Book Review: The Devil in the White City
The difference between a popular history and a more formal history, so far as I can tell, is that popular histories are written as novels or stories, where the reader gets into the heads of the characters, enjoys dialogue, gets hints of the scenery, and so forth. A formal history tells things from the omniscient voice of the historian; events are described, narrated, and occasionally sprinkled with known quotations from the historical figures in question. The Devil in the White City: Murder, Magic, and Madness in the Fair that Changed America is of the popular variety, and darned absorbing at that.
This novelistic history by Erik Larson describes the building of the 1893 World's Fair in Chicago, also called the Columbian Exposition because it commemorated the 400th anniversary of Columbus's discovery of America (this was before Columbus fell out of favor with politically correct historians, obviously). This story alternates between the doings of the architects and of one H. H. Holmes--one of the first known serial killers to be captured and tried--who was doing business down the street. The juxtaposition of this great accomplishment in upper-middle-class urban planning (you can find hints of it in Disneyland and the Magic Kingdom in Orlando) and the insidiousness of this killer give a "top and bottom" view of 19th century American society while also telling a ripping good tale.
What surprised and chagrined me the most is how little I knew about all this, despite growing up in the Chicago area. Okay, sure: I knew that the Museum of Science and Industry was once one of the Fair's buildings, and I was pretty sure I knew about the fair being the site of the first Ferris wheel. However, it never occurred to me that the airport on the South Side might have derived its name from the fair's "midway" or that the Fair featured the first large-scale use of electric lighting using alternating current (AC) rather than direct current (DC). There are lots of little tidbits like that throughout the book--small bit players in the overall narrative who later go on to have greater influence afterward, such as Elias Disney, father of Walt and Roy, who was one of the construction workers at the Fair and told his sons tales of building a dream city by the Lake.
Larson also does a splendid job of conjuring up the social and physical environment of Chicago in the 1890s. Having been brought up nearby, I grew up with Carl Sandburg's poem celebrating the tough city for what it was, especially then:
Hog Butcher for the World,
Tool Maker, Stacker of Wheat,
Player with Railroads and the Nation's Freight Handler;
Stormy, husky, brawling,
City of the Big Shoulders
You also get a sense of the dynamism of the city, which I probably picked up by contact, especially from my raucous Irish family, who lived on the city's West Side for much of the first half of the 20th century. The book gets you up close with the labor movements; the tony suburbs and squalid slums; the dirty politics; the scorching summers, stormy springs, temperate autumns, and bitter winters; the occasional inferiority complex toward, and rivalry with, New York.

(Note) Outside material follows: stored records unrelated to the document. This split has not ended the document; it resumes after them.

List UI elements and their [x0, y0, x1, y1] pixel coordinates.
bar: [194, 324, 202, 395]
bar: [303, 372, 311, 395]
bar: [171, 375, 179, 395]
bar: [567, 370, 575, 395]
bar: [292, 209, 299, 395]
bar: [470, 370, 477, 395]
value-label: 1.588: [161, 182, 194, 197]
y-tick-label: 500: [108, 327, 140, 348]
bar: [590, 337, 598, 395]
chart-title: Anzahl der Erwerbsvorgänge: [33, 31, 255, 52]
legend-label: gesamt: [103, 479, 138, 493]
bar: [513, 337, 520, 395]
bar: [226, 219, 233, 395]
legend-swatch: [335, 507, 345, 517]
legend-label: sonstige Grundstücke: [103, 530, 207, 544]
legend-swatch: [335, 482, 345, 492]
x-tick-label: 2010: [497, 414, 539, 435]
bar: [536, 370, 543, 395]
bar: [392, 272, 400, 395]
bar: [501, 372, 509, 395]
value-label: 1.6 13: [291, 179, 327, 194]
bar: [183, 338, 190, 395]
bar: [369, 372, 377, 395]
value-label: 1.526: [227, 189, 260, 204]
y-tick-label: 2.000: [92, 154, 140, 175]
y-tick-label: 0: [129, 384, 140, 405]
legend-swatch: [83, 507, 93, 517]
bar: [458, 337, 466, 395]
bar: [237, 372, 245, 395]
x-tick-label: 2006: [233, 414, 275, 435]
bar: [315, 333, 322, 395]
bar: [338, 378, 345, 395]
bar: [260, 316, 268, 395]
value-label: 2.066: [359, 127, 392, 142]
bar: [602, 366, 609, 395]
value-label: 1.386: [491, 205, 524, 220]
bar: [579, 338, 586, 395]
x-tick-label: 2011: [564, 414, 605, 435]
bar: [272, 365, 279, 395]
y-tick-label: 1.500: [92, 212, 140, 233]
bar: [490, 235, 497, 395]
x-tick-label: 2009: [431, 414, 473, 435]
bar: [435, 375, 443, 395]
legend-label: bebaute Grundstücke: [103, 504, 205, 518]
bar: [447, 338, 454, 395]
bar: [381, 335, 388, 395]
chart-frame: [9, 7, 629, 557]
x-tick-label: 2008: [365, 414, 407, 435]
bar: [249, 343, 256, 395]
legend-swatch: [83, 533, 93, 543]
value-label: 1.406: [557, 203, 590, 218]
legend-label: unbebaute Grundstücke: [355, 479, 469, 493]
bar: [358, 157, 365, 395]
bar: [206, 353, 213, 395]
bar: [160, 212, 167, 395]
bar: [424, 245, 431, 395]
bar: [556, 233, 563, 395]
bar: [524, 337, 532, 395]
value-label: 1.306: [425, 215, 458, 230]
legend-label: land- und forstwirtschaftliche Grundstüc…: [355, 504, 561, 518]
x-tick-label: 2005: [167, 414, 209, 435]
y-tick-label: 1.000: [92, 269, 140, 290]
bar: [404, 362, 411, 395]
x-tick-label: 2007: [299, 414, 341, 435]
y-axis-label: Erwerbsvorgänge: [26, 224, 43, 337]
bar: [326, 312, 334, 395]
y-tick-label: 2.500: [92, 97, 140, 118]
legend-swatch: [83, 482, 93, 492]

The book's actual narrative runs 390 pages, but it's a brisk one, and Larson manages to capture a lot of details that bring the city to life.
I really liked this book, though it is not for everyone. Where the wonders of the "White City" are conveyed brilliantly (a few more pictures might still have helped), Larson is just as adept at describing the sinister and horrifying actions of Holmes. A young (25 at the time of the Fair), self-made man, Holmes had an insouciant, social manner and assertive personality that allowed him to acquire the resources to build a complete "Castle," what today we might call a mall, with restaurants, hotel rooms, stores, and secret soundproof chambers that allowed him to abduct, kill, and dismember several young women without anyone being the wiser. He eventually confessed to 27 murders, though Larson could only confirm a minimum of nine--bad enough.
Holmes might have gone on his merry way for quite a bit longer, had he not gotten into financial trouble (he was also a shameless liar who rarely paid his debts). Holmes was also protected, in part, by the morals and culture of the times. There was simultaneously an acceptance that Chicago was a dangerous place and that hundreds of people disappeared there every year, and yet a naiveity about the evil one man could do, especially if he was polite, well-dressed, and possessed of good looks and a pleasant manner.
The reason Larson's book cannot be taken as simply a story is that it did, in fact, occur. Because real life doesn't have the nice, tidy, catharsis that fiction does, Larson does not necessarily treat us to any great lessons or unambiguous resolutions. However, there is enough "closure" (to use an ugly 21st century word) to give this book the feeling of a truly well written novel. However you approach The Devil in the White City, you will come away with an appreciation of Larson's literary talent.
One thing I must close with, in jest since that's how Larson put it in his acknowledgments. He adds a truly terrible thought at the end of this book (okay, it was terrible to me, anyway): "I must confess a shameful secret: I love Chicago best in the cold." Brrrrr! He's welcome to it.